Ripples of reform from Riyadh have been attracting positive press for the Saudis in Washington. The government recently pledged to permit women to drive, allow movie theaters into the country and to teach physical education to girls in schools. These are important steps, especially for gender equality. This month, Saudi Arabia’s Crown Prince Mohammed bin Salman, who has gotten credit for many of these reforms, ended up winning Time Magazine readers’ poll for Person of the Year.
But, in celebrating these moves, many seem happy to gloss over the young prince’s more problematic track record. Prince Bin Salman’s surprising decision to detain elites at five-star hotels in Riyadh on allegations of corruption apparently without due process, demands more scrutiny. So does his responsibility for the ongoing humanitarian catastrophe in neighboring Yemen.
The war in Yemen, and Prince Bin Salman’s prominent role in it as defense minister, fits poorly into a narrative of a visionary young reform-oriented leader. Since March 2015, Saudi Arabia has led a coalition of Arab countries against the Houthi armed group, which controls much of Yemen. There has been nothing bold or transformative about his coalition’s relentless bombing of Yemen’s civilians while denying to hold any of his own forces accountable for their war crimes. As restrictions on imports push millions of Yemenis further into famine and aid the spread of normally treatable diseases, Prince Bin Salman shouldn’t be getting a free pass. Instead, he and other senior coalition leaders should face international sanctions.

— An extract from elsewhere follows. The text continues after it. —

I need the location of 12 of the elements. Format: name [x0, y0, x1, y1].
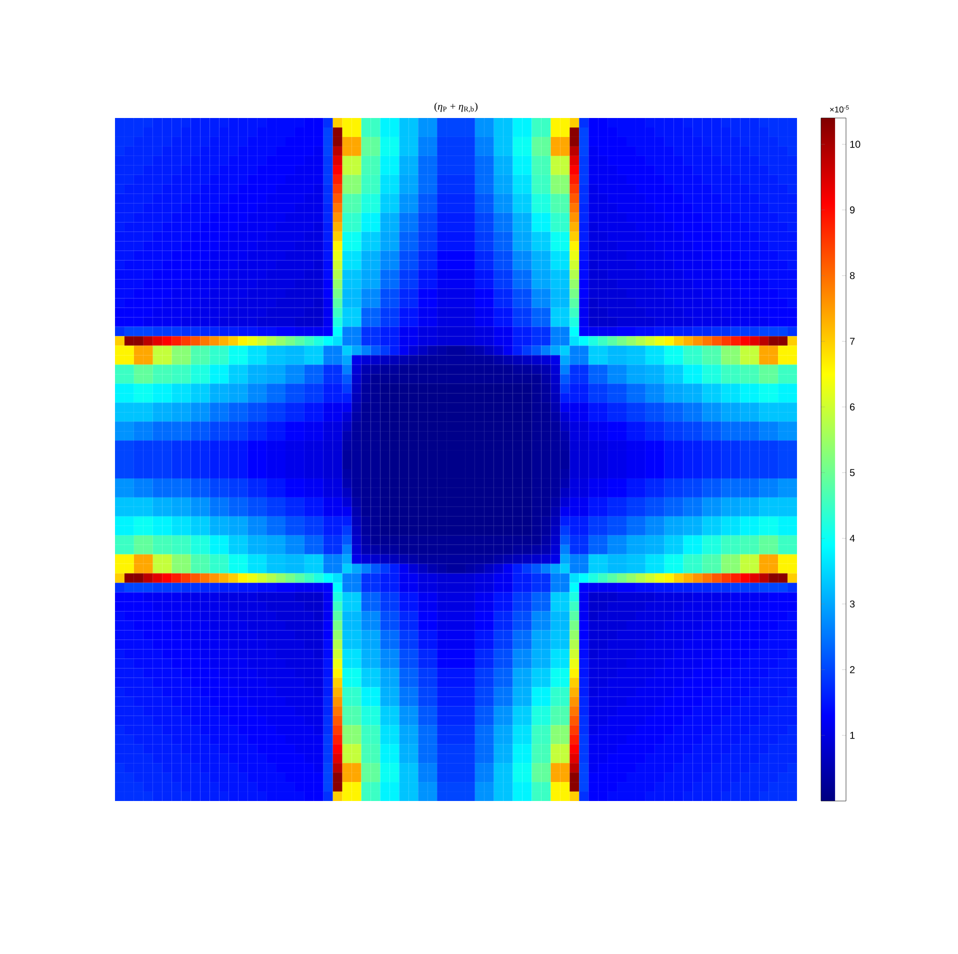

Imposing targeted sanctions for the indiscriminate bombing and unlawful blockading of essential goods to Yemen’s civilian population is well within the U.N. Security Council’s mandate. The council passed a resolution back in 2015 that gave it the power to place travel bans and asset freezes on anyone responsible for obstructing the delivery of life-saving aid. It has the power to put sanctions on anyone violating the laws of war in Yemen. Coalition leaders, including Prince bin Salman, meet that threshold.
In a world experiencing countless disasters, Yemen holds the ignominious place of having the world’s largest humanitarian crisis and worst cholera epidemic. Even before the Saudi-led military campaign, Yemen was the Middle East’s poorest country. Now, the United Nations is warning that Yemen is “on the cusp of one of the largest famines in modern times.”
The coalition justifies these restrictions by pointing to Houthi-Saleh forces’ use of a ballistic missile in November allegedly smuggled in from Iran. The Saudis say they downed another Houthi-fired missile directed to Riyadh today. U.S. Ambassador to the United Nations Nikki Haley recently stood in front of a display of missile fragments that she called “concrete evidence” of Iran’s “hostile actions.” Iran denies the claim. Setting aside the origin of the weapon, it’s true that a Houthi attack in November directed at Riyadh’s international airport was indiscriminate and a likely war crime. But while the laws of war allow blockades as a military tactic, they don’t permit restrictions that have a disproportionate impact on civilians.
The coalition is not the only warring party in Yemen committing abuses. We have documented arbitrary detentions, enforced disappearances and mistreatment of political opponents, activists and journalists by the Houthis, while they block aid and indiscriminately shell Yemeni cities. Forces loyal to the former longtime president and recently deceased Ali Abdullah Saleh were implicated in war crimes as well.
But so far, the United Nations has taken a lopsided approach to Yemen’s conflict. The Security Council imposed travel bans and asset freezes on Houthi leaders responsible for abuses and on their erstwhile ally Saleh. The United Nations has information that points to the need for similar individual sanctions on coalition members, including military leaders in the United Arab Emirates and Saudi Arabia. But mostly because of the power of Saudi Arabia’s allies — the United States, France and the United Kingdom — the Security Council hasn’t acted. Despite the worsening humanitarian situation, it’s been six months since the council said anything on Yemen, emboldening the coalition on its destructive path.
The United States has supported the coalition, militarily and diplomatically. In a policy that dates back to the Obama administration, U.S. forces refuel coalition planes on bombing runs. Earlier this month, President Trump made a first move toward addressing coalition abuses with two White House statements publicly calling on the Saudis to allow life-saving food, fuel, medicines and goods into Yemen.
As the defense minister of the nation leading the coalition, Prince bin Salman should shoulder responsibility for the coalition’s violations of international law. Trump set the tone with his early December White House statements asking the Saudis to change course. But they haven’t. Now he should put a threat into the mix by directing Haley to begin a conversation in New York around sanctions on coalition leaders. Some may see this as a long shot, but it’s the right thing to do. Moreover, the international tide is turning — even the British government is now openly suggesting that the Saudi coalition’s continuing restrictions on essential goods are in breach of international humanitarian law.
Continuing to shield the Saudis will abandon millions of Yemenis to further death and misery. The Crown Prince shouldn’t be able to paper over abuses abroad with talk of reform at home.